Long lines of French farmers driving their tractors blocked traffic around Paris and across France Jan. 29, demanding the government of President Emmanuel Macron and European Union officials put an end to policies that threaten their livelihoods.
Faced with skyrocketing energy and fertilizer prices, and choking on growing “climate change” regulations, farmers across Europe are up in arms.
Recent attempts by the French government to lower inflation by pressuring supermarket owners to reduce their prices has led them to cut prices they pay to farmers, forcing some farmers to sell below their cost of production.
The protests, now into their second week, have broad public support. France is the EU’s biggest agricultural producer, with thousands of farmers producing meat, dairy, wine and other commodities.
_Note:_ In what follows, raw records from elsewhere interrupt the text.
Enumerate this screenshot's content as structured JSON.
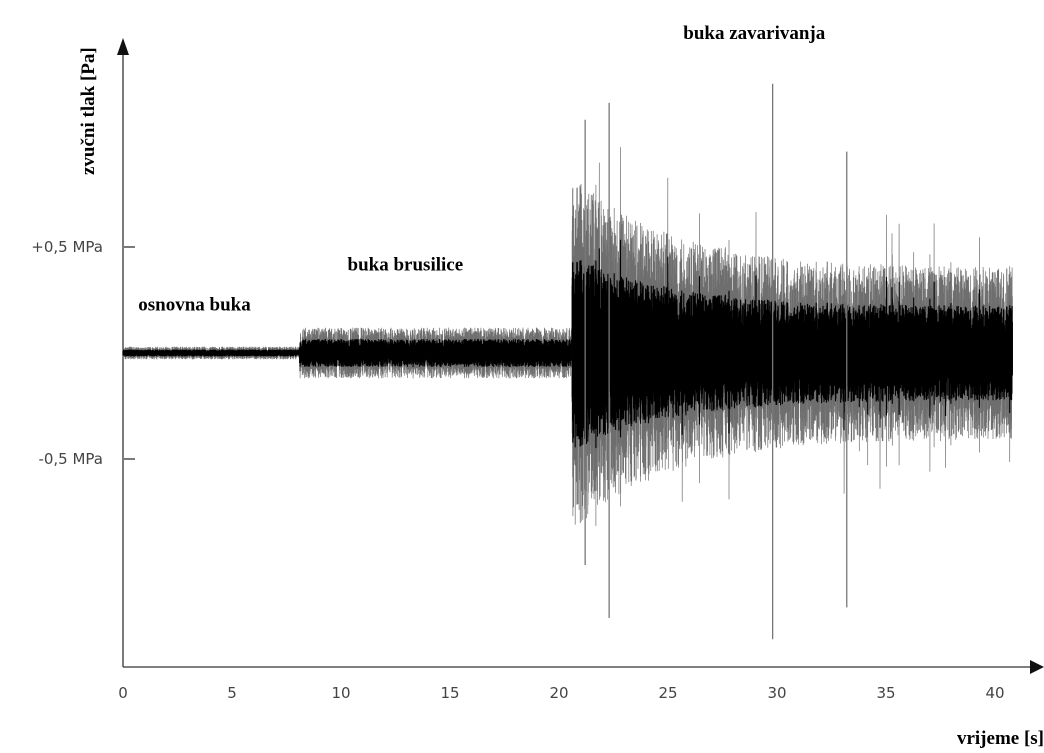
{
  "chart_data": {
    "type": "line",
    "ylabel": "zvučni tlak [Pa]",
    "xlabel": "vrijeme [s]",
    "x_ticks": [
      0,
      5,
      10,
      15,
      20,
      25,
      30,
      35,
      40
    ],
    "xlim": [
      0,
      41
    ],
    "y_ticks": [
      {
        "value": 0.5,
        "label": "+0,5 MPa"
      },
      {
        "value": -0.5,
        "label": "-0,5 MPa"
      }
    ],
    "ylim": [
      -1.46,
      1.48
    ],
    "annotations": [
      {
        "text": "osnovna buka",
        "x": 0.7,
        "y": 0.2
      },
      {
        "text": "buka brusilice",
        "x": 10.3,
        "y": 0.39
      },
      {
        "text": "buka zavarivanja",
        "x": 25.7,
        "y": 1.48
      }
    ],
    "segments": [
      {
        "name": "osnovna buka",
        "x_start": 0,
        "x_end": 8.1,
        "amplitude_approx": 0.03
      },
      {
        "name": "buka brusilice",
        "x_start": 8.1,
        "x_end": 20.6,
        "amplitude_approx": 0.12
      },
      {
        "name": "buka zavarivanja",
        "x_start": 20.6,
        "x_end": 40.8,
        "amplitude_approx": 0.4,
        "peak_approx": 1.2
      }
    ],
    "spikes": [
      {
        "x": 29.8,
        "min": -1.35,
        "max": 1.27
      },
      {
        "x": 33.2,
        "min": -1.2,
        "max": 0.95
      },
      {
        "x": 22.3,
        "min": -1.25,
        "max": 1.18
      },
      {
        "x": 21.2,
        "min": -1.0,
        "max": 1.1
      }
    ]
  },
  "colors": {
    "axis": "#333333",
    "signal": "#000000",
    "text": "#000000"
  }
}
Macron’s government has dropped plans to reduce state subsidies on agricultural diesel, but farmers say this is not enough.
The government has “completely forgotten that behind this job, there are women and men who need to make their living, to be proud again,” said Luc Smessaert, who helped organize a protest near Beauvais, north of Paris, Jan. 23.
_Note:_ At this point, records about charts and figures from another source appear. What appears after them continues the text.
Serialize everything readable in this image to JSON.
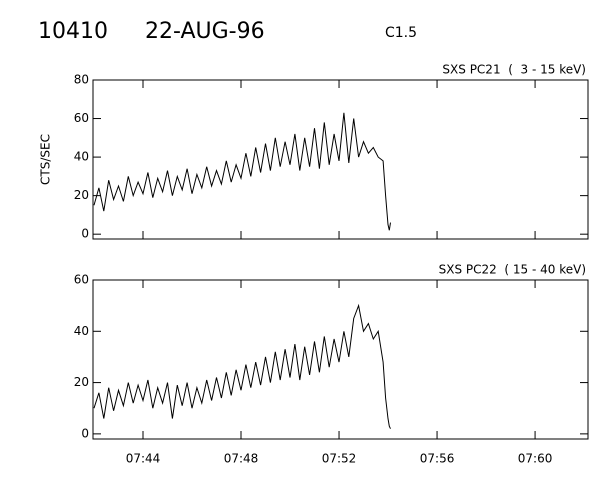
{
  "header": {
    "id": "10410",
    "date": "22-AUG-96",
    "class": "C1.5"
  },
  "chart_data": [
    {
      "type": "line",
      "title": "SXS PC21  (  3 - 15 keV)",
      "y_label": "CTS/SEC",
      "x": [
        42.0,
        42.2,
        42.4,
        42.6,
        42.8,
        43.0,
        43.2,
        43.4,
        43.6,
        43.8,
        44.0,
        44.2,
        44.4,
        44.6,
        44.8,
        45.0,
        45.2,
        45.4,
        45.6,
        45.8,
        46.0,
        46.2,
        46.4,
        46.6,
        46.8,
        47.0,
        47.2,
        47.4,
        47.6,
        47.8,
        48.0,
        48.2,
        48.4,
        48.6,
        48.8,
        49.0,
        49.2,
        49.4,
        49.6,
        49.8,
        50.0,
        50.2,
        50.4,
        50.6,
        50.8,
        51.0,
        51.2,
        51.4,
        51.6,
        51.8,
        52.0,
        52.2,
        52.4,
        52.6,
        52.8,
        53.0,
        53.2,
        53.4,
        53.6,
        53.8,
        53.9,
        54.0,
        54.05,
        54.1
      ],
      "series": [
        {
          "color": "#000000",
          "values": [
            15,
            24,
            12,
            28,
            18,
            25,
            17,
            30,
            20,
            27,
            21,
            32,
            19,
            29,
            22,
            33,
            20,
            30,
            23,
            34,
            21,
            31,
            24,
            35,
            25,
            33,
            26,
            38,
            27,
            36,
            29,
            42,
            30,
            45,
            32,
            47,
            33,
            50,
            35,
            48,
            36,
            52,
            33,
            50,
            35,
            55,
            34,
            58,
            36,
            52,
            38,
            63,
            37,
            60,
            40,
            48,
            42,
            45,
            40,
            38,
            20,
            5,
            2,
            6
          ]
        }
      ],
      "xlim": [
        41.96,
        62.16
      ],
      "xticks": [
        44,
        48,
        52,
        56,
        60
      ],
      "ylim": [
        -2.5,
        80
      ],
      "yticks": [
        0,
        20,
        40,
        60,
        80
      ]
    },
    {
      "type": "line",
      "title": "SXS PC22  ( 15 - 40 keV)",
      "x": [
        42.0,
        42.2,
        42.4,
        42.6,
        42.8,
        43.0,
        43.2,
        43.4,
        43.6,
        43.8,
        44.0,
        44.2,
        44.4,
        44.6,
        44.8,
        45.0,
        45.2,
        45.4,
        45.6,
        45.8,
        46.0,
        46.2,
        46.4,
        46.6,
        46.8,
        47.0,
        47.2,
        47.4,
        47.6,
        47.8,
        48.0,
        48.2,
        48.4,
        48.6,
        48.8,
        49.0,
        49.2,
        49.4,
        49.6,
        49.8,
        50.0,
        50.2,
        50.4,
        50.6,
        50.8,
        51.0,
        51.2,
        51.4,
        51.6,
        51.8,
        52.0,
        52.2,
        52.4,
        52.6,
        52.8,
        53.0,
        53.2,
        53.4,
        53.6,
        53.8,
        53.9,
        54.0,
        54.05,
        54.1
      ],
      "series": [
        {
          "color": "#000000",
          "values": [
            10,
            16,
            6,
            18,
            9,
            17,
            11,
            20,
            12,
            19,
            13,
            21,
            10,
            18,
            12,
            20,
            6,
            19,
            11,
            20,
            10,
            18,
            12,
            21,
            13,
            22,
            14,
            24,
            15,
            25,
            17,
            27,
            18,
            28,
            19,
            30,
            20,
            32,
            21,
            33,
            22,
            35,
            21,
            34,
            23,
            36,
            24,
            38,
            26,
            37,
            28,
            40,
            30,
            45,
            50,
            40,
            43,
            37,
            40,
            28,
            14,
            6,
            3,
            2
          ]
        }
      ],
      "xlim": [
        41.96,
        62.16
      ],
      "xticks": [
        {
          "value": 44,
          "label": "07:44"
        },
        {
          "value": 48,
          "label": "07:48"
        },
        {
          "value": 52,
          "label": "07:52"
        },
        {
          "value": 56,
          "label": "07:56"
        },
        {
          "value": 60,
          "label": "07:60"
        }
      ],
      "ylim": [
        -2,
        60
      ],
      "yticks": [
        0,
        20,
        40,
        60
      ]
    }
  ]
}
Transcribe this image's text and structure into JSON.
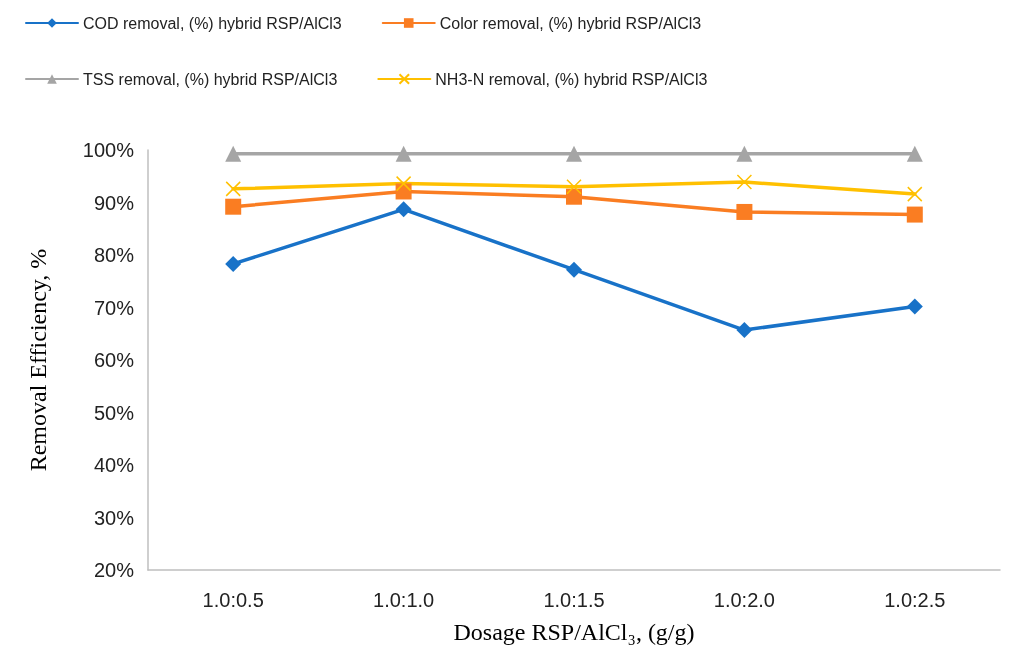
{
  "chart_data": {
    "type": "line",
    "xlabel": "Dosage RSP/AlCl₃, (g/g)",
    "ylabel": "Removal Efficiency, %",
    "categories": [
      "1.0:0.5",
      "1.0:1.0",
      "1.0:1.5",
      "1.0:2.0",
      "1.0:2.5"
    ],
    "ylim": [
      20,
      100
    ],
    "yticks": [
      {
        "value": 20,
        "label": "20%"
      },
      {
        "value": 30,
        "label": "30%"
      },
      {
        "value": 40,
        "label": "40%"
      },
      {
        "value": 50,
        "label": "50%"
      },
      {
        "value": 60,
        "label": "60%"
      },
      {
        "value": 70,
        "label": "70%"
      },
      {
        "value": 80,
        "label": "80%"
      },
      {
        "value": 90,
        "label": "90%"
      },
      {
        "value": 100,
        "label": "100%"
      }
    ],
    "grid": false,
    "legend": "top",
    "series": [
      {
        "name": "COD removal, (%) hybrid RSP/AlCl3",
        "color": "#1872c8",
        "marker": "diamond",
        "values": [
          78.3,
          88.7,
          77.2,
          65.7,
          70.2
        ]
      },
      {
        "name": "Color removal, (%) hybrid RSP/AlCl3",
        "color": "#fa7d22",
        "marker": "square",
        "values": [
          89.2,
          92.1,
          91.1,
          88.2,
          87.7
        ]
      },
      {
        "name": "TSS removal, (%) hybrid RSP/AlCl3",
        "color": "#a5a5a5",
        "marker": "triangle",
        "values": [
          99.3,
          99.3,
          99.3,
          99.3,
          99.3
        ]
      },
      {
        "name": "NH3-N removal, (%) hybrid RSP/AlCl3",
        "color": "#ffc000",
        "marker": "cross",
        "values": [
          92.6,
          93.6,
          93,
          93.9,
          91.6
        ]
      }
    ]
  }
}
In Germany, Romania, Italy, Ireland, Spain and Poland tens of thousands of farmers facing similar government attacks have taken to the streets.
Under the pressure of the capitalist crisis, the EU has cut programs that in the past made payments to farmers. And in the name of saving the climate, the EU now makes subsidies contingent on farmers forgoing development of more arable land and reducing fertilizer use by at least 20%.
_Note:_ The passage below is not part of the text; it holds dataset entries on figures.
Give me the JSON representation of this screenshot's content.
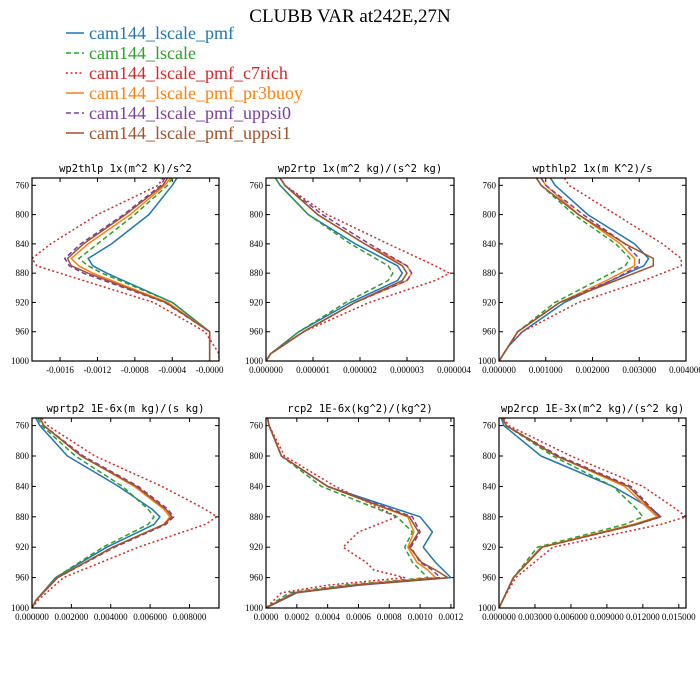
{
  "title": "CLUBB VAR at242E,27N",
  "legend": [
    {
      "name": "cam144_lscale_pmf",
      "color": "#1f77b4",
      "dash": "solid"
    },
    {
      "name": "cam144_lscale",
      "color": "#2ca02c",
      "dash": "dashed"
    },
    {
      "name": "cam144_lscale_pmf_c7rich",
      "color": "#d62728",
      "dash": "dotted"
    },
    {
      "name": "cam144_lscale_pmf_pr3buoy",
      "color": "#ff7f0e",
      "dash": "solid"
    },
    {
      "name": "cam144_lscale_pmf_uppsi0",
      "color": "#7b3f9e",
      "dash": "dashed"
    },
    {
      "name": "cam144_lscale_pmf_uppsi1",
      "color": "#a0522d",
      "dash": "solid"
    }
  ],
  "chart_data": [
    {
      "type": "line",
      "title": "wp2thlp  1x(m^2 K)/s^2",
      "xlim": [
        -0.0019,
        0.0001
      ],
      "ylim": [
        1000,
        750
      ],
      "xticks": [
        -0.0016,
        -0.0012,
        -0.0008,
        -0.0004,
        -0.0
      ],
      "xtick_labels": [
        "-0.0016",
        "-0.0012",
        "-0.0008",
        "-0.0004",
        "-0.0000"
      ],
      "yticks": [
        760,
        800,
        840,
        880,
        920,
        960,
        1000
      ],
      "y": [
        750,
        760,
        800,
        840,
        860,
        870,
        880,
        920,
        960,
        970,
        990,
        1000
      ],
      "series": [
        {
          "name": "cam144_lscale_pmf",
          "values": [
            -0.00035,
            -0.0004,
            -0.00065,
            -0.00105,
            -0.0013,
            -0.00125,
            -0.0011,
            -0.0004,
            0.0,
            0.0,
            0.0,
            0.0
          ]
        },
        {
          "name": "cam144_lscale",
          "values": [
            -0.0004,
            -0.00045,
            -0.0008,
            -0.0012,
            -0.0014,
            -0.0013,
            -0.00115,
            -0.0004,
            0.0,
            0.0,
            0.0,
            0.0
          ]
        },
        {
          "name": "cam144_lscale_pmf_c7rich",
          "values": [
            -0.0005,
            -0.00055,
            -0.0012,
            -0.0017,
            -0.0019,
            -0.00185,
            -0.0016,
            -0.0006,
            -5e-05,
            0.0,
            0.0001,
            0.0001
          ]
        },
        {
          "name": "cam144_lscale_pmf_pr3buoy",
          "values": [
            -0.00042,
            -0.00048,
            -0.00085,
            -0.0013,
            -0.00148,
            -0.0014,
            -0.00125,
            -0.00045,
            0.0,
            0.0,
            0.0,
            0.0
          ]
        },
        {
          "name": "cam144_lscale_pmf_uppsi0",
          "values": [
            -0.00048,
            -0.00052,
            -0.00092,
            -0.00138,
            -0.00155,
            -0.0015,
            -0.00135,
            -0.00048,
            0.0,
            0.0,
            0.0,
            0.0
          ]
        },
        {
          "name": "cam144_lscale_pmf_uppsi1",
          "values": [
            -0.00045,
            -0.0005,
            -0.0009,
            -0.00135,
            -0.00152,
            -0.00148,
            -0.0013,
            -0.00047,
            0.0,
            0.0,
            0.0,
            0.0
          ]
        }
      ]
    },
    {
      "type": "line",
      "title": "wp2rtp  1x(m^2 kg)/(s^2 kg)",
      "xlim": [
        0.0,
        4e-06
      ],
      "ylim": [
        1000,
        750
      ],
      "xticks": [
        0.0,
        1e-06,
        2e-06,
        3e-06,
        4e-06
      ],
      "xtick_labels": [
        "0.000000",
        "0.000001",
        "0.000002",
        "0.000003",
        "0.000004"
      ],
      "yticks": [
        760,
        800,
        840,
        880,
        920,
        960,
        1000
      ],
      "y": [
        750,
        760,
        800,
        840,
        870,
        880,
        890,
        920,
        960,
        990,
        1000
      ],
      "series": [
        {
          "name": "cam144_lscale_pmf",
          "values": [
            2e-07,
            3e-07,
            9e-07,
            1.9e-06,
            2.8e-06,
            2.9e-06,
            2.8e-06,
            1.8e-06,
            7e-07,
            1e-07,
            0.0
          ]
        },
        {
          "name": "cam144_lscale",
          "values": [
            2e-07,
            3e-07,
            9e-07,
            1.8e-06,
            2.6e-06,
            2.7e-06,
            2.6e-06,
            1.7e-06,
            7e-07,
            1e-07,
            0.0
          ]
        },
        {
          "name": "cam144_lscale_pmf_c7rich",
          "values": [
            3e-07,
            4e-07,
            1.3e-06,
            2.6e-06,
            3.6e-06,
            3.9e-06,
            3.6e-06,
            2.2e-06,
            8e-07,
            1e-07,
            0.0
          ]
        },
        {
          "name": "cam144_lscale_pmf_pr3buoy",
          "values": [
            3e-07,
            4e-07,
            1.1e-06,
            2.1e-06,
            3e-06,
            3.1e-06,
            3e-06,
            1.9e-06,
            8e-07,
            1e-07,
            0.0
          ]
        },
        {
          "name": "cam144_lscale_pmf_uppsi0",
          "values": [
            3e-07,
            4e-07,
            1.2e-06,
            2.2e-06,
            3e-06,
            3.1e-06,
            3e-06,
            1.9e-06,
            8e-07,
            1e-07,
            0.0
          ]
        },
        {
          "name": "cam144_lscale_pmf_uppsi1",
          "values": [
            3e-07,
            4e-07,
            1.1e-06,
            2.1e-06,
            2.9e-06,
            3e-06,
            2.9e-06,
            1.9e-06,
            8e-07,
            1e-07,
            0.0
          ]
        }
      ]
    },
    {
      "type": "line",
      "title": "wpthlp2  1x(m K^2)/s",
      "xlim": [
        0.0,
        0.004
      ],
      "ylim": [
        1000,
        750
      ],
      "xticks": [
        0.0,
        0.001,
        0.002,
        0.003,
        0.004
      ],
      "xtick_labels": [
        "0.000000",
        "0.001000",
        "0.002000",
        "0.003000",
        "0.004000"
      ],
      "yticks": [
        760,
        800,
        840,
        880,
        920,
        960,
        1000
      ],
      "y": [
        750,
        760,
        800,
        840,
        860,
        870,
        890,
        920,
        960,
        980,
        1000
      ],
      "series": [
        {
          "name": "cam144_lscale_pmf",
          "values": [
            0.0011,
            0.0012,
            0.0019,
            0.0029,
            0.0032,
            0.0031,
            0.0024,
            0.0014,
            0.0005,
            0.0002,
            0.0
          ]
        },
        {
          "name": "cam144_lscale",
          "values": [
            0.0008,
            0.0009,
            0.0016,
            0.0025,
            0.0028,
            0.0027,
            0.0021,
            0.0012,
            0.0004,
            0.0002,
            0.0
          ]
        },
        {
          "name": "cam144_lscale_pmf_c7rich",
          "values": [
            0.0014,
            0.0015,
            0.0025,
            0.0035,
            0.0039,
            0.0039,
            0.0031,
            0.0017,
            0.0005,
            0.0002,
            0.0
          ]
        },
        {
          "name": "cam144_lscale_pmf_pr3buoy",
          "values": [
            0.0009,
            0.001,
            0.0017,
            0.0026,
            0.0029,
            0.0029,
            0.0023,
            0.0013,
            0.0004,
            0.0002,
            0.0
          ]
        },
        {
          "name": "cam144_lscale_pmf_uppsi0",
          "values": [
            0.0009,
            0.001,
            0.0018,
            0.0027,
            0.003,
            0.003,
            0.0024,
            0.0013,
            0.0004,
            0.0002,
            0.0
          ]
        },
        {
          "name": "cam144_lscale_pmf_uppsi1",
          "values": [
            0.0008,
            0.0009,
            0.0017,
            0.0027,
            0.0033,
            0.0033,
            0.0025,
            0.0013,
            0.0004,
            0.0002,
            0.0
          ]
        }
      ]
    },
    {
      "type": "line",
      "title": "wprtp2  1E-6x(m kg)/(s kg)",
      "xlim": [
        0.0,
        0.0095
      ],
      "ylim": [
        1000,
        750
      ],
      "xticks": [
        0.0,
        0.002,
        0.004,
        0.006,
        0.008
      ],
      "xtick_labels": [
        "0.000000",
        "0.002000",
        "0.004000",
        "0.006000",
        "0.008000"
      ],
      "yticks": [
        760,
        800,
        840,
        880,
        920,
        960,
        1000
      ],
      "y": [
        750,
        760,
        800,
        840,
        870,
        880,
        890,
        920,
        960,
        990,
        1000
      ],
      "series": [
        {
          "name": "cam144_lscale_pmf",
          "values": [
            0.0002,
            0.0004,
            0.0018,
            0.0044,
            0.0061,
            0.0065,
            0.0062,
            0.0038,
            0.0012,
            0.0002,
            0.0
          ]
        },
        {
          "name": "cam144_lscale",
          "values": [
            0.0003,
            0.0005,
            0.0022,
            0.0046,
            0.0059,
            0.0062,
            0.0059,
            0.0036,
            0.0012,
            0.0002,
            0.0
          ]
        },
        {
          "name": "cam144_lscale_pmf_c7rich",
          "values": [
            0.0005,
            0.0008,
            0.0032,
            0.0066,
            0.0088,
            0.0094,
            0.0088,
            0.0054,
            0.0016,
            0.0003,
            0.0
          ]
        },
        {
          "name": "cam144_lscale_pmf_pr3buoy",
          "values": [
            0.0004,
            0.0006,
            0.0025,
            0.0052,
            0.0067,
            0.007,
            0.0067,
            0.0041,
            0.0013,
            0.0002,
            0.0
          ]
        },
        {
          "name": "cam144_lscale_pmf_uppsi0",
          "values": [
            0.0004,
            0.0006,
            0.0026,
            0.0054,
            0.0069,
            0.0072,
            0.0068,
            0.0042,
            0.0013,
            0.0002,
            0.0
          ]
        },
        {
          "name": "cam144_lscale_pmf_uppsi1",
          "values": [
            0.0004,
            0.0006,
            0.0025,
            0.0053,
            0.0068,
            0.0071,
            0.0067,
            0.0041,
            0.0013,
            0.0002,
            0.0
          ]
        }
      ]
    },
    {
      "type": "line",
      "title": "rcp2  1E-6x(kg^2)/(kg^2)",
      "xlim": [
        0.0,
        0.00122
      ],
      "ylim": [
        1000,
        750
      ],
      "xticks": [
        0.0,
        0.0002,
        0.0004,
        0.0006,
        0.0008,
        0.001,
        0.0012
      ],
      "xtick_labels": [
        "0.0000",
        "0.0002",
        "0.0004",
        "0.0006",
        "0.0008",
        "0.0010",
        "0.0012"
      ],
      "yticks": [
        760,
        800,
        840,
        880,
        920,
        960,
        1000
      ],
      "y": [
        750,
        760,
        800,
        840,
        880,
        900,
        920,
        940,
        950,
        960,
        970,
        980,
        1000
      ],
      "series": [
        {
          "name": "cam144_lscale_pmf",
          "values": [
            1e-05,
            2e-05,
            0.0001,
            0.0004,
            0.001,
            0.00108,
            0.00102,
            0.0011,
            0.00115,
            0.0012,
            0.0006,
            0.0002,
            0.0
          ]
        },
        {
          "name": "cam144_lscale",
          "values": [
            1e-05,
            2e-05,
            0.0001,
            0.00036,
            0.00085,
            0.00095,
            0.0009,
            0.00095,
            0.001,
            0.00105,
            0.0005,
            0.00015,
            0.0
          ]
        },
        {
          "name": "cam144_lscale_pmf_c7rich",
          "values": [
            1e-05,
            2e-05,
            0.00012,
            0.00045,
            0.00085,
            0.0006,
            0.0005,
            0.00065,
            0.0007,
            0.0009,
            0.0004,
            0.0001,
            0.0
          ]
        },
        {
          "name": "cam144_lscale_pmf_pr3buoy",
          "values": [
            1e-05,
            2e-05,
            0.0001,
            0.0004,
            0.00092,
            0.00096,
            0.00092,
            0.00098,
            0.00105,
            0.0011,
            0.00055,
            0.00018,
            0.0
          ]
        },
        {
          "name": "cam144_lscale_pmf_uppsi0",
          "values": [
            1e-05,
            2e-05,
            0.0001,
            0.0004,
            0.00095,
            0.001,
            0.00094,
            0.001,
            0.00108,
            0.00113,
            0.00056,
            0.00018,
            0.0
          ]
        },
        {
          "name": "cam144_lscale_pmf_uppsi1",
          "values": [
            1e-05,
            2e-05,
            0.0001,
            0.0004,
            0.00093,
            0.00099,
            0.00093,
            0.00101,
            0.0011,
            0.00118,
            0.00058,
            0.00019,
            0.0
          ]
        }
      ]
    },
    {
      "type": "line",
      "title": "wp2rcp  1E-3x(m^2 kg)/(s^2 kg)",
      "xlim": [
        0.0,
        0.0156
      ],
      "ylim": [
        1000,
        750
      ],
      "xticks": [
        0.0,
        0.003,
        0.006,
        0.009,
        0.012,
        0.015
      ],
      "xtick_labels": [
        "0.000000",
        "0.003000",
        "0.006000",
        "0.009000",
        "0.012000",
        "0.015000"
      ],
      "yticks": [
        760,
        800,
        840,
        880,
        920,
        960,
        1000
      ],
      "y": [
        750,
        760,
        800,
        840,
        870,
        880,
        890,
        920,
        960,
        990,
        1000
      ],
      "series": [
        {
          "name": "cam144_lscale_pmf",
          "values": [
            0.0002,
            0.0004,
            0.0035,
            0.0095,
            0.0128,
            0.0135,
            0.0115,
            0.0035,
            0.0012,
            0.0003,
            0.0
          ]
        },
        {
          "name": "cam144_lscale",
          "values": [
            0.0003,
            0.0006,
            0.0045,
            0.0095,
            0.0115,
            0.012,
            0.0105,
            0.0032,
            0.0012,
            0.0003,
            0.0
          ]
        },
        {
          "name": "cam144_lscale_pmf_c7rich",
          "values": [
            0.0004,
            0.0008,
            0.006,
            0.012,
            0.0148,
            0.0156,
            0.0135,
            0.0045,
            0.0014,
            0.0003,
            0.0
          ]
        },
        {
          "name": "cam144_lscale_pmf_pr3buoy",
          "values": [
            0.0003,
            0.0006,
            0.0048,
            0.0105,
            0.0125,
            0.0132,
            0.0112,
            0.0035,
            0.0012,
            0.0003,
            0.0
          ]
        },
        {
          "name": "cam144_lscale_pmf_uppsi0",
          "values": [
            0.0003,
            0.0006,
            0.005,
            0.011,
            0.0128,
            0.0135,
            0.0115,
            0.0036,
            0.0012,
            0.0003,
            0.0
          ]
        },
        {
          "name": "cam144_lscale_pmf_uppsi1",
          "values": [
            0.0003,
            0.0006,
            0.0048,
            0.0108,
            0.0127,
            0.0134,
            0.0114,
            0.0036,
            0.0012,
            0.0003,
            0.0
          ]
        }
      ]
    }
  ]
}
Ursula von der Leyen, president of the European Commission, responded Jan. 25 to the protests, saying she was opening “strategic dialogues” on farmers’ issues.
“We don’t have much faith,” Ana Mahe of the Farmers’ Alliance Ireland, said at a protest outside the EU parliament in Brussels.
EU demands that Irish farmers cull cattle herds to reduce nitrogen oxide emissions have added to the fury of farmers there.
Clause Hochrein, a German farmer from Eisenheim, told the Financial Times the government’s fuel subsidy cut, coming on top of tougher EU rules on the use of fertilizer and pesticides, was the last straw. “The government has talked to the NGOs, they’ve talked to each other, over our heads, and never with us — and that has to change.”